Uploaded: /seq-dev/home/jc18#Sanger1-dev/irods_test/1mb.bni
/seq-dev/home/jc18#Sanger1-dev/irods_test/1mb.bnj
Uploaded: /seq-dev/home/jc18#Sanger1-dev/irods_test/1mb.bnj
retries: 160; fails: 16

real    6m23.979s
user    0m11.760s
sys     0m3.770s

kript avatar Oct 10 '22 10:10 kript

Do we know what the errors were exactly, from the server logs?

d-w-moore avatar Oct 10 '22 12:10 d-w-moore

Ah, this was it then - the "out of space on device" error - for the run just above? https://github.com/irods/python-irodsclient/issues/399#issue-1402946364 And we'd prefer that the "out of space on device" appear on the client output? (Just trying to make sure I'm clear on the central issue itself.)

d-w-moore avatar Oct 10 '22 12:10 d-w-moore

Not really, no. I started looking into it because a variant of this script was getting intermittent SYS_INTERNAL_NULL_INPUT_ERR, but nothing was appearing in the logs on the Provider or consumer.

In triaging, the logs had variously UNIX_FILE_WRITE_ERR, UNIX_FILE_MKDIR_ERR, as in testing we had filled up some very small resources, however, as I wasn't seeing any errors client side it was hard to know when the disk full occurred from a client perspective, or if the error was something different.

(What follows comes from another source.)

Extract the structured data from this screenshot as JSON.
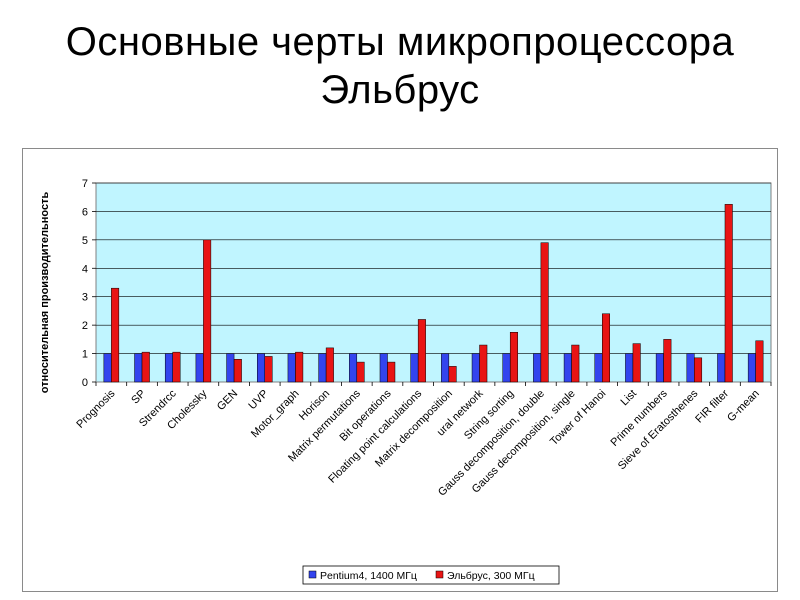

To sum up, using iRODS 4.2.7 and python-irodsclient==1.1.5 I can't see to get errors back in the client whether I use;

  1. Normal python Exception
  2. irods.message.RErrorStack

kript avatar Oct 10 '22 13:10 kript

@kript . Ah, ok, thanks.

d-w-moore avatar Oct 10 '22 13:10 d-w-moore

None

@kript The PUTs that cause an out-of-disk-space error in your script above are in fact irods.exception.UNIX_FILE_WRITE_ERR(None,) instances but only the None part is printing out because print is using the default __str__ translation for Exception objects, which just prints out the args member. That will probably always be a None in any iRODS API call that returns an errno code without a message. So maybe try this instead, to print out the exception type:

print(repr(e))

When using formats, this means using 'r' instead of 's':

# If e is defined locally then these are equivalent:
"{e!r}".format(**locals())
f"{e!r}"
'%r' % e

d-w-moore avatar Oct 15 '22 03:10 d-w-moore

@kript Looking at this again, all we get as repr( )-style output is UNIX_FILE_WRITE_ERR(None,), and .... We could have at least included the errno code (which was 28) and/or the symbol and strerror-message [ (ENOSPC) / 'No space left on device']. I'll make this an issue in its own right.

d-w-moore avatar Oct 16 '22 14:10 d-w-moore

Thanks Daniel!

kript avatar Oct 16 '22 17:10 kript